When scraping, many things can go wrong (and, per Murphy’s law, they will). The possible failures fall into two broad categories:
In this case, Skyscraper will gracefully propagate the exception to the scraping entry-point (i.e., it will be caught by the worker thread, all worker threads will terminate, and the exception will be re-thrown by the main thread after it has cleaned up).
The behaviour here is customizable. The default logic is:
- if it’s an HTTP error other than a 50x, or a connection error, propagate the exception as above;
- if it’s an HTTP 50x error, retry up to
:retries
times (default 5), and after that propagate the exception.

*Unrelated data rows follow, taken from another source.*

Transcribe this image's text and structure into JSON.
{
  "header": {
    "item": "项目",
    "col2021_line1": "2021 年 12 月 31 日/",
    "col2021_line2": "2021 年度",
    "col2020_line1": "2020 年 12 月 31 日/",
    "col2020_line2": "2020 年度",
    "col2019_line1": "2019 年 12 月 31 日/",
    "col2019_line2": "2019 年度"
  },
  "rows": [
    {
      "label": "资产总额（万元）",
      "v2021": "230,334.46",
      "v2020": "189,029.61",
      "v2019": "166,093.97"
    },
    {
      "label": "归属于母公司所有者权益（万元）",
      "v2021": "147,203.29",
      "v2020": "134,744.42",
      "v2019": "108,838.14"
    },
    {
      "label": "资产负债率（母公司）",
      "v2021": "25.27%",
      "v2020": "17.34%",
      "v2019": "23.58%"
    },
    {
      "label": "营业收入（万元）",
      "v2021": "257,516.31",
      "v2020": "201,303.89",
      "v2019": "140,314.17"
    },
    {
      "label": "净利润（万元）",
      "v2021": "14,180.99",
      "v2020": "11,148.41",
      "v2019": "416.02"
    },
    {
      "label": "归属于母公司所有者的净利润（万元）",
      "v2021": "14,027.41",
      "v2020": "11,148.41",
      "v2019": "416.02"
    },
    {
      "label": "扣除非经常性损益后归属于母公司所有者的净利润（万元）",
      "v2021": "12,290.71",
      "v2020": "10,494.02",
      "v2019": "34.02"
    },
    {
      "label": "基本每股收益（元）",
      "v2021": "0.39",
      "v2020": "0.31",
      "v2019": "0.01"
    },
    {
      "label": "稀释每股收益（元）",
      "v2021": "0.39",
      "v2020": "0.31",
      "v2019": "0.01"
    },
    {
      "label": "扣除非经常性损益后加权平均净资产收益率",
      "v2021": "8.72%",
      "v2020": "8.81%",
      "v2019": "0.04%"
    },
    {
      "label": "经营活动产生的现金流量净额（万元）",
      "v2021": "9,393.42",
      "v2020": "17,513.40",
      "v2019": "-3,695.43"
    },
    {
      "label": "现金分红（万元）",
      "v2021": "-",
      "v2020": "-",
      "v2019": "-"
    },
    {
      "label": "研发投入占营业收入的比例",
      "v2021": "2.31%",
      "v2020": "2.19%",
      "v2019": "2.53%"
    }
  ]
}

You can override this by supplying a :download-error-handler
option to the toplevel scraping function. If supplied, it should be a function taking three arguments:
- the exception as thrown by clj-http;
- the scraping option map as passed to the toplevel function;
- the context containing the
:url
on which scraping failed.
The error handler should return a vector of contexts that will be used as download results. Note that these contexts will not normally be processed further – they will be returned as leaves of the scraping tree. To ignore the error, return an empty seq. To terminate scraping with an error, call signal-error
. To simulate returning a successful clj-http response and continue as if the download had succeeded, call respond-with
.
See skyscraper.core/default-download-error-handler
for an example of how to implement such a function.